Una imagen interior, de El Conde de Torrefiel (Teatre El Musical)  | por Óscar Brox

Hace tiempo que El Conde de Torrefiel ha diluido la frontera que separa al teatro posdramático de la performance o la instalación. Sus piezas pueden jugar con varios registros, transmitir cierta gelidez formal o incomodar abiertamente al espectador a través de su propuesta escénica, pero rara vez dejan de preguntarnos por lo que vemos, por el lugar que ocupamos en esa ficción y lo que nos transmiten con todo ello. 

En Una imagen interior desaparece la voz en off de Kultur, ahora sustituida por unos subtítulos que desfilan por la pantalla durante toda la obra. Parece, pues, imposible dejar de mirar. De observar todo lo que sucede en el escenario. De escuchar, porque la banda sonora es permanente y oscila entre la electrónica y el noise, la creación de ambiente y el guitarreo sucio. La cosa es que miramos: el escenario, siempre austero, decorado con lonas y habitado por el reducido grupo de actores como si se tratase de un flashmob; a los actores, que deambulan, nos miran, murmuran, (hacen como que) hablan y convierten ese caminar sin rumbo aparente en una especie de rito que culmina en los últimos compases de la pieza; y al texto, que tan pronto elabora una reflexión como dispara conceptos a bocajarro. 

Palabras e imágenes, lugares y ficciones. La obra podría explicarse a través de estas relaciones. Tanto Pablo Gisbert como Tanya Beyeler tienen una querencia especial por lo que se puede entender como cultura contemporánea; sobre todo, por la cultura entendida como placebo o anestesia para una naturaleza humana cada vez más incapaz para la vida. La pieza comienza en la sala de un museo de Historia natural, avanza hasta un supermercado cualquiera y culmina en un apocalipsis más bien abstracto, sin demasiadas señas de identidad. Podríamos decir que ahora mismo cada uno de esos escenarios representa un no lugar, un tiempo sin tiempo, donde lo humano se ha quedado atascado. Debilitado. Inutilizado. Las palabras atropelladas dibujan una especie de abulia bajo etiquetas como las de consumo, creación, grandes corporaciones dedicadas al entretenimiento, etc. Pero las reflexiones que la compañía hila nos hablan más del papel que tienen las ficciones, del uso y el significado tanto a lo largo del tiempo como en la actualidad. 

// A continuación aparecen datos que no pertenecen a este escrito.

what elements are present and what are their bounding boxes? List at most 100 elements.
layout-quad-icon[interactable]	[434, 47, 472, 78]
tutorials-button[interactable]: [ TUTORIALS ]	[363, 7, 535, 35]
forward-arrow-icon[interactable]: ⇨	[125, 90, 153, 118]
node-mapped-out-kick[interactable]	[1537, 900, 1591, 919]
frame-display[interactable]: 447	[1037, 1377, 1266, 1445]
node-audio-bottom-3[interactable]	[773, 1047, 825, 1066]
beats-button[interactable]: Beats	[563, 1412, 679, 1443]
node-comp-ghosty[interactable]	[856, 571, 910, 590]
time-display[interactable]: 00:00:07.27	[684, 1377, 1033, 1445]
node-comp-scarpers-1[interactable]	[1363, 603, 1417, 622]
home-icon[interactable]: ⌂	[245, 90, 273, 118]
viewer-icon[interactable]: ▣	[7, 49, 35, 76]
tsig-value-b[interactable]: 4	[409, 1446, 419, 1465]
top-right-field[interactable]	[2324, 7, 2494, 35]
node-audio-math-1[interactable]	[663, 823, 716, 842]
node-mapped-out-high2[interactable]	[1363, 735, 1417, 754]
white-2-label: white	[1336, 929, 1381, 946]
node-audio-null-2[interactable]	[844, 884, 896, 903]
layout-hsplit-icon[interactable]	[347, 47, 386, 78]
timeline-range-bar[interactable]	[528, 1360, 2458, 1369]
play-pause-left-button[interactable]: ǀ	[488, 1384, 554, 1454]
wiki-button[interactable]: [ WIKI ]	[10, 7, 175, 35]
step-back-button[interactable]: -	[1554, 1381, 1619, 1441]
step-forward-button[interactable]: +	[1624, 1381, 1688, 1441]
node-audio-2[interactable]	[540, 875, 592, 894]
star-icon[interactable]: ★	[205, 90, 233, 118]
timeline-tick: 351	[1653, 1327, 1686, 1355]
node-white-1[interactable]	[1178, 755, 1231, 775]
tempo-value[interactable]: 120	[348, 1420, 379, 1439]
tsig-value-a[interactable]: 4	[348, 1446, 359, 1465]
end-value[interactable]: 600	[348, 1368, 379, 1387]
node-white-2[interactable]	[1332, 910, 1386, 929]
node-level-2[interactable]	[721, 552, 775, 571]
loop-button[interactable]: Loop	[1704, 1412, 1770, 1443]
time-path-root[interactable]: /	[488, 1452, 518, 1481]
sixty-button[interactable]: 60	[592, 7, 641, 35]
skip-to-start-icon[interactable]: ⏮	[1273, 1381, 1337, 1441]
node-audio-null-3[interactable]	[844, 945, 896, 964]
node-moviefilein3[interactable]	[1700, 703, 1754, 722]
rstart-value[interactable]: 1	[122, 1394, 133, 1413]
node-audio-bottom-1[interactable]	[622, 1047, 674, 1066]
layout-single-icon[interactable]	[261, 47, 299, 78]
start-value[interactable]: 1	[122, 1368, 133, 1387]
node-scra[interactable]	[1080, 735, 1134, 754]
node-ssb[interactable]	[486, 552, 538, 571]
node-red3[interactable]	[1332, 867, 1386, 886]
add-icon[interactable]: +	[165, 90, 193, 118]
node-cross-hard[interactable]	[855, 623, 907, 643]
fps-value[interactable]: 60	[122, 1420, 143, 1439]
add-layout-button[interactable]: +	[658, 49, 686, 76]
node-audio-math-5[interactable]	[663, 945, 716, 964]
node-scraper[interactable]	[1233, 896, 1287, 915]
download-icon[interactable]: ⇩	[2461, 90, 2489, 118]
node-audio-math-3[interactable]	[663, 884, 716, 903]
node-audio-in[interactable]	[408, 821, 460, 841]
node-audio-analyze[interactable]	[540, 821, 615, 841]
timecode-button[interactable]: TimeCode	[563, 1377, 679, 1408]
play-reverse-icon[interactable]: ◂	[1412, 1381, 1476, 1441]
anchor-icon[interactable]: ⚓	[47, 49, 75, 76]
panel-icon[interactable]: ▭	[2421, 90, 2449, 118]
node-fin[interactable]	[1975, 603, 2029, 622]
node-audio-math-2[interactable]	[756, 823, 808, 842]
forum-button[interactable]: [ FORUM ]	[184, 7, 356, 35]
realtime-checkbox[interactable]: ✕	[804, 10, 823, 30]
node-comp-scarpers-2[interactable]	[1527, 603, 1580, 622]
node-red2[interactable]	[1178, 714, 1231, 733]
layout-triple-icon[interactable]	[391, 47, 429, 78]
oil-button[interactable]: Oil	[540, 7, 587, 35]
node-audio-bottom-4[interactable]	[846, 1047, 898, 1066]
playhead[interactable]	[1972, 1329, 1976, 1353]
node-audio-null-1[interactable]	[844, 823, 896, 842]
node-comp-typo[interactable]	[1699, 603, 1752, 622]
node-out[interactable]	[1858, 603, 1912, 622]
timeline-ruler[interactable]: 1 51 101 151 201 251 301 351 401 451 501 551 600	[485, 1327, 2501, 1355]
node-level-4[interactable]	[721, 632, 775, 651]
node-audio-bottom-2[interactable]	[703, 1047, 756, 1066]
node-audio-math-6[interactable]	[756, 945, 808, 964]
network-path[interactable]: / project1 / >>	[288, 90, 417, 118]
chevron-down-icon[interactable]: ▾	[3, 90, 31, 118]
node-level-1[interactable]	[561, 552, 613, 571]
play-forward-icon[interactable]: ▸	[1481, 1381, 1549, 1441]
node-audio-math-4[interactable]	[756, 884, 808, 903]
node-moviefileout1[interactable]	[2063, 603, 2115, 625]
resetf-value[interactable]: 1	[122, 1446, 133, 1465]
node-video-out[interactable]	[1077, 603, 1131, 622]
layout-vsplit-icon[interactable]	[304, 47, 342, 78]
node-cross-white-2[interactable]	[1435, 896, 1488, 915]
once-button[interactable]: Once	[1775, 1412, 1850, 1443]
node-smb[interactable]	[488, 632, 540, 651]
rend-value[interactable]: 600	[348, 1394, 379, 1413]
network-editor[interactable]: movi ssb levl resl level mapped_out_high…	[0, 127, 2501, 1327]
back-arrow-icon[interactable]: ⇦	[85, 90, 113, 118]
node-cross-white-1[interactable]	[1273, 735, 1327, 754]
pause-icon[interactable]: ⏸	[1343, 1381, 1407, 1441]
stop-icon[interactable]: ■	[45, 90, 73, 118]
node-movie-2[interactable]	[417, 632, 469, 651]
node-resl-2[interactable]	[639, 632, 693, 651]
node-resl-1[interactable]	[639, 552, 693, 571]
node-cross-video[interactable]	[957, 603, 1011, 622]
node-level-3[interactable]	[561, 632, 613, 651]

Un espectador habitual de El Conde de Torrefiel ya está acostumbrado a esa frialdad formal con la que abordan la escena. Diría, incluso, que hay algo erótico en esa gelidez, porque de alguna manera expone más a sus actores, los aísla en ese escenario diáfano y los deja a merced de la mirada del público. Los observamos siendo conscientes del artificio que hay en la recreación de cualquier gesto cotidiano, de cualquier diálogo, de cualquier acción. Consigue que sea algo irresistible, porque siempre nos conduce a preguntarnos qué estamos viendo y, sobre todo, por qué no dejamos de verlo. 

Es esta una época en la que lo meta se impone a la ficción o, mejor dicho, en la que parece que le pidamos a cualquier tipo de ficción que vaya todo lo más allá que pueda. Pero el caso es que poco hay tras eso que no sea la exigencia de más imágenes, de más palabras y más descripciones de estado que tapen ese vacío vital que el Conde de Torrefiel expone con esa mezcla de gelidez y gusto por la ironía, es decir, sin querer elevar el tono. Si acaso, incomodar, de la misma manera que lo hacían en Kultur, lanzando pensamientos fugaces, consideraciones culturales, preguntas que no necesariamente requieren contestación. Tan solo observar cómo se escenifican, cómo se convierten en una o varias imágenes que tienen esa capacidad reversible: tan pronto pueden representar un mapa cerebral en sus infinitas conexiones como un salpicones de pintura improvisados en un par de minutos de la función. Y así con todo. Esa es la ironía. 

Puede que Una imagen interior sea una pieza menos árida, más matizada y redondeada, en relación a anteriores creaciones de El Conde de Torrefiel. Y es probable que se deba a la potencia de su texto, que nadie recita en escena y, sin embargo, logra crear ese maravilloso efecto de que parezca que se escucha por todas partes: en la iluminación, en el decorado, en el cuerpo de los actores, en sus gestos… Con todo, la compañía sigue cultivando ese aire desapacible, austero, irónico pero no tanto, en su forma de reflejar lo que se puede entender por el presente. Una poética de la incomodidad que, en lo que dura la pieza, consigue transformar su pregunta por lo que estamos viendo por otra, acaso, más perturbadora: en qué nos estamos convirtiendo. Y Una imagen interior es su puesta en escena.